Arun Saldanha, a researcher who interviewed members of the Goa community about Odzer, recounts a different account. He was informed by a psychiatrist at the Goa Medical College that her body had remained unclaimed in a morgue in Mapusa for over a month before being buried without a funeral. The psychiatrist also claimed that Odzer had HIV/AIDS. Saldanha reported witnessing Odzer use cocaine during an interview sometime prior to her death.

==Legacy==
The 2002 documentary Last Hippie Standing, directed by Marcus Robbin, explored the Goa scene and included some of Odzer's Super 8 footage from the 1970s. Shortly before her death, Odzer was interviewed by Robbin for the film and said:

I don't know what the future brings, but I know what I don't want: New York is what I don't want, that culture is what I don't want; it's not right.

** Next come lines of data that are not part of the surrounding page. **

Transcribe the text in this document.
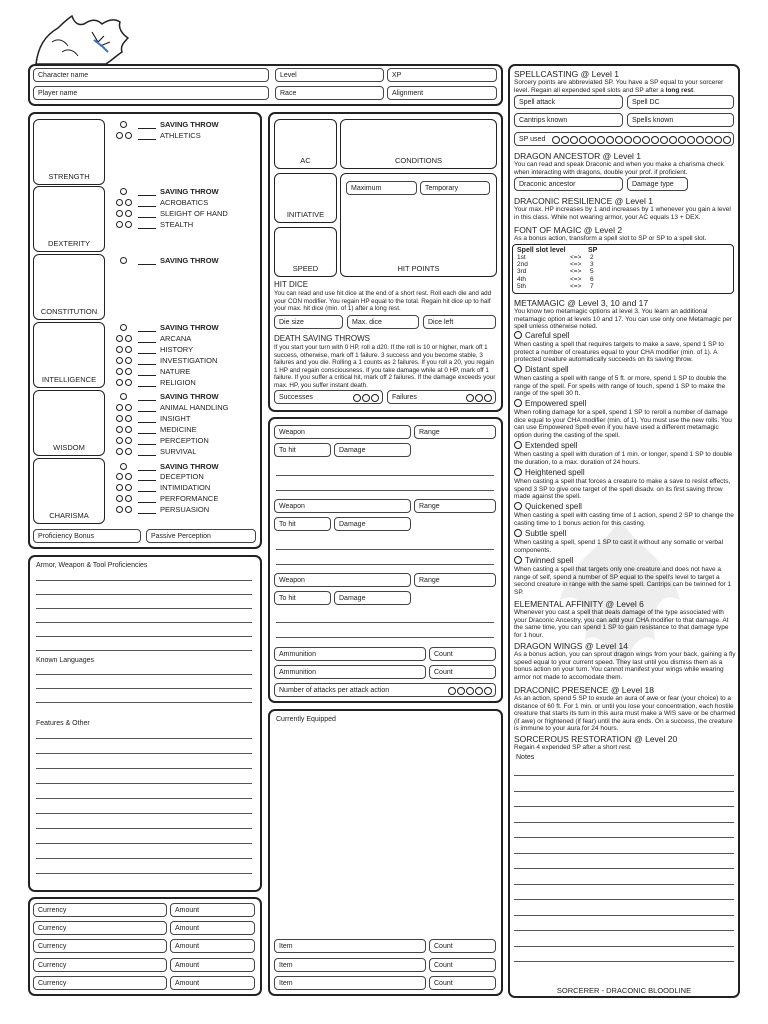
Character name
Player name
Level	XP
Race	Alignment
STRENGTH
SAVING THROW
ATHLETICS
DEXTERITY
SAVING THROW
ACROBATICS
SLEIGHT OF HAND
STEALTH
CONSTITUTION
SAVING THROW
INTELLIGENCE
SAVING THROW
ARCANA
HISTORY
INVESTIGATION
NATURE
RELIGION
WISDOM
SAVING THROW
ANIMAL HANDLING
INSIGHT
MEDICINE
PERCEPTION
SURVIVAL
CHARISMA
SAVING THROW
DECEPTION
INTIMIDATION
PERFORMANCE
PERSUASION
Proficiency Bonus	Passive Perception
AC	CONDITIONS
INITIATIVE
SPEED	HIT POINTS
Maximum	Temporary
HIT DICE
You can read and use hit dice at the end of a short rest. Roll each die and add your CON modifier. You regain HP equal to the total. Regain hit dice up to half your max. hit dice (min. of 1) after a long rest.
Die size	Max. dice	Dice left
DEATH SAVING THROWS
If you start your turn with 0 HP, roll a d20. If the roll is 10 or higher, mark off 1 success, otherwise, mark off 1 failure. 3 success and you become stable, 3 failures and you die. Rolling a 1 counts as 2 failures. If you roll a 20, you regain 1 HP and regain consciousness. If you take damage while at 0 HP, mark off 1 failure. If you suffer a critical hit, mark off 2 failures. If the damage exceeds your max. HP, you suffer instant death.
Successes	Failures
Weapon	Range
To hit	Damage
Weapon	Range
To hit	Damage
Weapon	Range
To hit	Damage
Ammunition	Count
Ammunition	Count
Number of attacks per attack action
Armor, Weapon & Tool Proficiencies
Known Languages
Features & Other
Currently Equipped
Currency	Amount
Currency	Amount
Currency	Amount
Currency	Amount
Currency	Amount
Item	Count
Item	Count
Item	Count
SPELLCASTING @ Level 1
Sorcery points are abbreviated SP. You have a SP equal to your sorcerer level. Regain all expended spell slots and SP after a long rest.
Spell attack	Spell DC
Cantrips known	Spells known
SP used
DRAGON ANCESTOR @ Level 1
You can read and speak Draconic and when you make a charisma check when interacting with dragons, double your prof. if proficient.
Draconic ancestor	Damage type
DRACONIC RESILIENCE @ Level 1
Your max. HP increases by 1 and increases by 1 whenever you gain a level in this class. While not wearing armor, your AC equals 13 + DEX.
FONT OF MAGIC @ Level 2
As a bonus action, transform a spell slot to SP or SP to a spell slot.
Spell slot level	SP
1st	<=> 2
2nd	<=> 3
3rd	<=> 5
4th	<=> 6
5th	<=> 7
METAMAGIC @ Level 3, 10 and 17
You know two metamagic options at level 3. You learn an additional metamagic option at levels 10 and 17. You can use only one Metamagic per spell unless otherwise noted.
Careful spell
When casting a spell that requires targets to make a save, spend 1 SP to protect a number of creatures equal to your CHA modifier (min. of 1). A protected creature automatically succeeds on its saving throw.
Distant spell
When casting a spell with range of 5 ft. or more, spend 1 SP to double the range of the spell. For spells with range of touch, spend 1 SP to make the range of the spell 30 ft.
Empowered spell
When rolling damage for a spell, spend 1 SP to reroll a number of damage dice equal to your CHA modifier (min. of 1). You must use the new rolls. You can use Empowered Spell even if you have used a different metamagic option during the casting of the spell.
Extended spell
When casting a spell with duration of 1 min. or longer, spend 1 SP to double the duration, to a max. duration of 24 hours.
Heightened spell
When casting a spell that forces a creature to make a save to resist effects, spend 3 SP to give one target of the spell disadv. on its first saving throw made against the spell.
Quickened spell
When casting a spell with casting time of 1 action, spend 2 SP to change the casting time to 1 bonus action for this casting.
Subtle spell
When casting a spell, spend 1 SP to cast it without any somatic or verbal components.
Twinned spell
When casting a spell that targets only one creature and does not have a range of self, spend a number of SP equal to the spell's level to target a second creature in range with the same spell. Cantrips can be twinned for 1 SP.
ELEMENTAL AFFINITY @ Level 6
Whenever you cast a spell that deals damage of the type associated with your Draconic Ancestry, you can add your CHA modifier to that damage. At the same time, you can spend 1 SP to gain resistance to that damage type for 1 hour.
DRAGON WINGS @ Level 14
As a bonus action, you can sprout dragon wings from your back, gaining a fly speed equal to your current speed. They last until you dismiss them as a bonus action on your turn. You cannot manifest your wings while wearing armor not made to accomodate them.
DRACONIC PRESENCE @ Level 18
As an action, spend 5 SP to exude an aura of awe or fear (your choice) to a distance of 60 ft. For 1 min. or until you lose your concentration, each hostile creature that starts its turn in this aura must make a WIS save or be charmed (if awe) or frightened (if fear) until the aura ends. On a success, the creature is immune to your aura for 24 hours.
SORCEROUS RESTORATION @ Level 20
Regain 4 expended SP after a short rest.
Notes
SORCERER - DRACONIC BLOODLINE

I don't know what is right. I don't think our old life was right. I don't see a new culture that is right, but we have to continue trying, that's the best we can do, that's the best any of us can do, to keep trying. To make something that is peaceful for everybody, that makes people happy, that is fair to everybody. And that's all I want.

The film was dedicated to her memory.